Le Rhône, la Garonne ou la Gironde sont déjà en surchauffen et le prélèvement puis le rejet – à quelques degrés de plus – d’énormes quantités d’eau destinées à refroidir les réacteurs nucléaires risquerait de nuire à l’écosystème aquatique ou d’empêcher certains usages (l’eau potable ne peut pas être captée au-delà de 25°C, par exemple).
EDF précise que les réacteurs peuvent fonctionner malgré des températures de cours d’eau élevées, sans risque pour la sûreté, les limites imposées par l’Autorité de sûreté nucléaire et de radioprotection (ASNR) pour chaque site visant à «protéger la flore et la faune».
Adapter le parc au changement climatique : un enjeu stratégique
Le groupe souligne aussi que «l’impact des phénomènes de sécheresse et de canicule sur la production nucléaire est très faible» et rappelle que la France reste largement exportatrice d’électricité vers l’Europe, «avec jusqu’à l’équivalent de plus d’une dizaine de réacteurs nucléaires au cours de la journée» de lundi, selon les données du gestionnaire du réseau de haute tension RTE.
Dans un contexte d’aggravation du changement climatique, ces «indisponibilités climatiques» sont désormais récurrentes l’été. «Depuis 2015, c’est tous les ans», remarque même Thibault Laconde, fondateur de l’entreprise Callendar, spécialisée dans les risques climatiques.

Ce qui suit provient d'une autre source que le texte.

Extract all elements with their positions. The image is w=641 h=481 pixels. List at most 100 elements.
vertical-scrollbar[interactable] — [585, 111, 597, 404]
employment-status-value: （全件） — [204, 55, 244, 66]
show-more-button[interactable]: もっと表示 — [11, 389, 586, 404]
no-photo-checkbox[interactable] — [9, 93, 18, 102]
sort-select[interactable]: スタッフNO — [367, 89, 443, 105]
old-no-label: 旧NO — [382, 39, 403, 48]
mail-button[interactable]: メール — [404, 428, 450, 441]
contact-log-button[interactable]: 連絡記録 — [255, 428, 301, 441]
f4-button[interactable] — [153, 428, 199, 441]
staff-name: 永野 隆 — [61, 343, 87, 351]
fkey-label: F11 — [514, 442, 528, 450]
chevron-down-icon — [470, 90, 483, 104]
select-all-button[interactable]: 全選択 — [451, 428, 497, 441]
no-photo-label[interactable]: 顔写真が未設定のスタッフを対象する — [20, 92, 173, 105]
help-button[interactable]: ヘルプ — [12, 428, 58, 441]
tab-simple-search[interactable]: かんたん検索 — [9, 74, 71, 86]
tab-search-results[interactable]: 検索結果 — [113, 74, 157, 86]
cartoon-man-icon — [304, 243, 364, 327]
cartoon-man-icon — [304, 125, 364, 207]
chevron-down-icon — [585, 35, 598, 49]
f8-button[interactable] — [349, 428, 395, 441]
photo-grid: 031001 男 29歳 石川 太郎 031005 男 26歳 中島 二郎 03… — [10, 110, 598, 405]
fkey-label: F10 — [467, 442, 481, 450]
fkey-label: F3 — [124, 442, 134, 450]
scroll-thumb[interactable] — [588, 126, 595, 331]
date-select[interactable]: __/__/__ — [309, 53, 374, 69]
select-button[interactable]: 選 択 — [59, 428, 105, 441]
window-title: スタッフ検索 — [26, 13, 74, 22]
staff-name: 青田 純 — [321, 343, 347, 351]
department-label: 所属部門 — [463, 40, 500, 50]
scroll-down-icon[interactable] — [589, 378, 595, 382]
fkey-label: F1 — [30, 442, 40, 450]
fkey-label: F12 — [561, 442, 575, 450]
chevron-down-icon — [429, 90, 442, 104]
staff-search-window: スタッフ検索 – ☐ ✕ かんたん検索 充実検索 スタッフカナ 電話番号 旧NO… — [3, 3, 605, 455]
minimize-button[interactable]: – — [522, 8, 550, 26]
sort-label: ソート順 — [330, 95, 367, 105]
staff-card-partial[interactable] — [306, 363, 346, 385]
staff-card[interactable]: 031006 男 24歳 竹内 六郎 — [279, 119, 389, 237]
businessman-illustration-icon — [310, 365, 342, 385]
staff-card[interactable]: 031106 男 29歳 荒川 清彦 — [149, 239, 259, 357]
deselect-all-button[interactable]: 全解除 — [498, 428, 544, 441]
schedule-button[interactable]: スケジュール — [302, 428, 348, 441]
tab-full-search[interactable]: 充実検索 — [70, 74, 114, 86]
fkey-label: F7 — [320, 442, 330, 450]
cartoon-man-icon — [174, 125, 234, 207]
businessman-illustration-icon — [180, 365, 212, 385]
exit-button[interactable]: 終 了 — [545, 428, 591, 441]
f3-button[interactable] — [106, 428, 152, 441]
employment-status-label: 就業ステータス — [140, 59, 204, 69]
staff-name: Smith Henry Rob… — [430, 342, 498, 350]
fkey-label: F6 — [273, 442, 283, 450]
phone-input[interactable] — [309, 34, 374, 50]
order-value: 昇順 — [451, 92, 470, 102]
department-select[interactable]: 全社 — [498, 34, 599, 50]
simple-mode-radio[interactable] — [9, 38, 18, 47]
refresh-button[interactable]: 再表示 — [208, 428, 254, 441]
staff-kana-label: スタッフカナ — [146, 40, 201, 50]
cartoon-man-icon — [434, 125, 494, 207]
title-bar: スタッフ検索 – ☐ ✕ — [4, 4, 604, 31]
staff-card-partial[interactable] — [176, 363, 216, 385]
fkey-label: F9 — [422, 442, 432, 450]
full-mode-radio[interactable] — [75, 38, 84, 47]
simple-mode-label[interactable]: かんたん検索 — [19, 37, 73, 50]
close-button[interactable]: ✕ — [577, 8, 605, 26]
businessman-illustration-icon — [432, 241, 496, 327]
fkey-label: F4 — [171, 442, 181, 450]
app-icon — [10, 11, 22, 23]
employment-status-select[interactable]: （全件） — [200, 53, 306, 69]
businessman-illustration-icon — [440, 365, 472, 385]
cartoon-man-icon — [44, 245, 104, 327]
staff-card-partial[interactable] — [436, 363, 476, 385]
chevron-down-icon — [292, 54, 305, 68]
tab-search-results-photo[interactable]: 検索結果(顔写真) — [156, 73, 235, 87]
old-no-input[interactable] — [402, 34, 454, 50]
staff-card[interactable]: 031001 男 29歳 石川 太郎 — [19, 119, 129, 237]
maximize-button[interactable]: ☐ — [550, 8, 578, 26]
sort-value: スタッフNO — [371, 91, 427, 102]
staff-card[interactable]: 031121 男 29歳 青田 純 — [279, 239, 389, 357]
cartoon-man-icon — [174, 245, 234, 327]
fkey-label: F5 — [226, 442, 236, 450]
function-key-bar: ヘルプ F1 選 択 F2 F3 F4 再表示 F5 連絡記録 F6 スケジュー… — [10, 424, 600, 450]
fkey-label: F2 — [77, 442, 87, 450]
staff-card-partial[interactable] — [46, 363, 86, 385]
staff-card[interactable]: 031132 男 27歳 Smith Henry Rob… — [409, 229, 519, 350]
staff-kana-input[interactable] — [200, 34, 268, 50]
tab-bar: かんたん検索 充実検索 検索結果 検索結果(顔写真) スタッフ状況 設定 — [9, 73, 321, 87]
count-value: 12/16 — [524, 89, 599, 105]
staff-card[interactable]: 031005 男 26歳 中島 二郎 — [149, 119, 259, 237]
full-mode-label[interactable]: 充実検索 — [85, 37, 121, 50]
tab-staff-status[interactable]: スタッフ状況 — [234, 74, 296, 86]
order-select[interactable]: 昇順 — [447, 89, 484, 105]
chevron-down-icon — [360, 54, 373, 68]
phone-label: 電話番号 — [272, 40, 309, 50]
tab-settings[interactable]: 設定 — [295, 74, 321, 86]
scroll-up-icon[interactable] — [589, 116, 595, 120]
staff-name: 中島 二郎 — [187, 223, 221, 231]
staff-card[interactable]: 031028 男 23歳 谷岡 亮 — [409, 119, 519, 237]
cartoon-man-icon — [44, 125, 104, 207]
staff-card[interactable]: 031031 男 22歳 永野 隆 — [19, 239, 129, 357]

L’adaptation du parc nucléaire d’EDF devient donc un enjeu stratégique pour le groupe, appelé à piloter le chantier de la relance du nucléaire pour électrifier l’économie française.
Sans ces mesures, l’effet des restrictions environnementales pourrait représenter 1,4% de la production nucléaire annuelle dès 2035, contre une moyenne de 0,3% aujourd’hui depuis 2000, selon l’électricien, qui compte investir 8,7 milliards d’euros d’ici à 2040 pour adapter ses installations.
Des méduses restreignent la puissance de la centrale de Gravelines
Autre conséquence du changement climatique : en réchauffant la température des océans, il est l’un des facteurs de la prolifération de bancs de méduses sur le littoral nord de la France en été. Un afflux massif de ces animaux dans les stations de pompage d’eau de mer de la centrale nucléaire de Gravelines (Nord) a contraint lundi EDF à ralentir ou arrêter quatre de ses réacteurs, portant à treize le nombre total d’infrastructures touchées.
Les réacteurs n°2, 3 et 4 ont été arrêtés et la puissance de l’unité de production n°1 a été réduite à 50%, a annoncé le groupe sur son site. Seul le réacteur n°6 fonctionne actuellement à 100%, le n°5 étant en arrêt programmé pour maintenance, a précisé la société de production d’électricité. La plus grande centrale nucléaire d’Europe occidentale avait déjà été confrontée au même problème il y a un an.